Surya mengatakan jumlah DMO batu bara di kuartal I 2024 mencapai 16 juta ton. Namun, DMO batu bara di periode yang sama tahun ini jumlahnya hampir 12 juta ton.
“Jadi sebenarnya juga turun untuk konsumsi DMO. Artinya sebenarnya mesin-mesin produksi di masing-masing negara ini memang lagi posisinya masih belum kencang lah pergerakannya itu,” ucapnya.
Penetapan HBA
Menteri Energi dan Sumber Daya Mineral Bahlil Lahadalia sebelumnya berencana membatasi ekspor batu bara pada tahun ini. Langkah tersebut akan diikuti dengan kewajiban penggunaan harga lokal di pasar global.

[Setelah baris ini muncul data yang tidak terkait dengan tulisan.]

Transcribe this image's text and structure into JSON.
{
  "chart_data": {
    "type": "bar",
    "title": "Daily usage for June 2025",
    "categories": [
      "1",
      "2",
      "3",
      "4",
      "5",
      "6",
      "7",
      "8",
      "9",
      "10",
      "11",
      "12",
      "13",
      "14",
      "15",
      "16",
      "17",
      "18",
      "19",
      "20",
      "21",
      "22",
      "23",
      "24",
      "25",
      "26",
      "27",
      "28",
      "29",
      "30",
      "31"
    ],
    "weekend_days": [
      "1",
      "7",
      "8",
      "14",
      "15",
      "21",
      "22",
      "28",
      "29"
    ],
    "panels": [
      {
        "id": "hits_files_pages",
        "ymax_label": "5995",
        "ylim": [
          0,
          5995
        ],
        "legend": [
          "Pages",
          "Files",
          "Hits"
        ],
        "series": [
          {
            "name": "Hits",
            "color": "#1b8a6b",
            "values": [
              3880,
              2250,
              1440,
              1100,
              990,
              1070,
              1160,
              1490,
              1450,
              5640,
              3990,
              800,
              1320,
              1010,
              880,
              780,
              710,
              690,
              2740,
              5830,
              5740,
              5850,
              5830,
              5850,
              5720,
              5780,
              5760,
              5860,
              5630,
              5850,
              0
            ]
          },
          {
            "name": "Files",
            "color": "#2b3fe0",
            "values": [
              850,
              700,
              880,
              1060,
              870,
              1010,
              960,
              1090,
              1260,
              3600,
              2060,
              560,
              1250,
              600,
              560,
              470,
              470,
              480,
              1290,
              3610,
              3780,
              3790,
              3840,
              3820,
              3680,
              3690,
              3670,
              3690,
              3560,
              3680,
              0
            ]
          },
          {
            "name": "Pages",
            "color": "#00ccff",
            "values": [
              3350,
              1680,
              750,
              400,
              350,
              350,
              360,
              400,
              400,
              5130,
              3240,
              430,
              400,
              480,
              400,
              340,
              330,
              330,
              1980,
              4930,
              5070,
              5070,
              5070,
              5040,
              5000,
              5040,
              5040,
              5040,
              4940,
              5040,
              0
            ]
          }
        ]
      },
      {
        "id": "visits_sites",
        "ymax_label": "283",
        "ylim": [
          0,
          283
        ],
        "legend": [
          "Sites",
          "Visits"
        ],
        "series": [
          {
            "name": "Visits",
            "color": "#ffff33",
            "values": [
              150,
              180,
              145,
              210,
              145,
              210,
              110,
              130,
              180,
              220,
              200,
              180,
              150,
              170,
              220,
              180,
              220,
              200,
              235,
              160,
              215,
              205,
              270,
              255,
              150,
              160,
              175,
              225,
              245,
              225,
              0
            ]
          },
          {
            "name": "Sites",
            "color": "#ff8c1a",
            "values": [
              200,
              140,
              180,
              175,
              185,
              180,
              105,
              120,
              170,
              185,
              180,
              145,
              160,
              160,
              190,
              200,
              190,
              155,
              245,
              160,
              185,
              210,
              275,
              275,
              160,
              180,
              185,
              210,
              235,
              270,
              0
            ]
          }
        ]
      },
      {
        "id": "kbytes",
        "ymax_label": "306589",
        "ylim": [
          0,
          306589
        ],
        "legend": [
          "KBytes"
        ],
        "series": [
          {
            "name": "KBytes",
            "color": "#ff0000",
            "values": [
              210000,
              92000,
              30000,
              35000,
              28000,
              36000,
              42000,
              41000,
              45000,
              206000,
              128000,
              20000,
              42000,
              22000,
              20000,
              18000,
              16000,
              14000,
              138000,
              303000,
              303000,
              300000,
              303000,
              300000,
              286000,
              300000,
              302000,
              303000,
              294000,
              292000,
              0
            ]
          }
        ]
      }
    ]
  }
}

"Harga batu bara lokal dalam ICI (Indonesia Coal Price Index) lebih rendah dari HBA (harga batu bara acuan). Karena itu, kami sedang mempertimbangkaan membuat keputusan Menteri ESDM agar acuan batu bara lokal di pasar ekspor adalah HBA," kata Bahlil di kantornya, Jakarta, Senin (3/2).
Pemerintah akan mengeluarkan sanksi bagi pihak yang tidak menaati HBA, seperti pencabutan izin ekspor. Langkah ini, menurut dia, penting agar Indonesia memiliki kedaulatan dalam menentukan harga komoditas itu.
Setiap bulan, Kementerian ESDM menerbitkan HBA untuk menetapkan harga penjualan batu bara sesuai dengan spesifikasinya. Untuk ICI, angkanya dikeluarkan oleh PT Coalindo Energy dan Argus Media, asal Inggris.
Selama ini, Bahlil melihat, rendahnya harga batu bara lokal di pasar ekspor membuat Penerimaan Negara Bukan Pajak (PNBP) sektor minerba susut. Walau demikian, sektor ini tetap menjadi kontributor utama PNBP sektor ESDM. Pada 2024 angkanya mencapai Rp 269,6 triliun atau 52,11% dari total realisasi PNBP ESDM.
Pada saat yang sama, Bahlil berencana untuk membatasi izin ekspor batu bara pada tahun ini. Langkah ini demi menjaga harga internasional tetap stabil. Dalam catatannya, volume ekspor batu bara sepanjang tahun lalu mencapai 555 juta ton. Angka tersebut setara dengan 30% sampai 35% dari total pasar batubara internasional yang mencapai 1,23 miliar sampai 1,5 miliar ton.
"Jadi, batu bara asal Indonesia dapat berdampak sistemik, masif, dan terstruktur ke pasar global kalau ada kebijakan pengetatan ekspor. Kalau harganya ditekan terus, tidak menutup kemungkinan kami akan lakukan pengetatan ekspor batubara," katanya.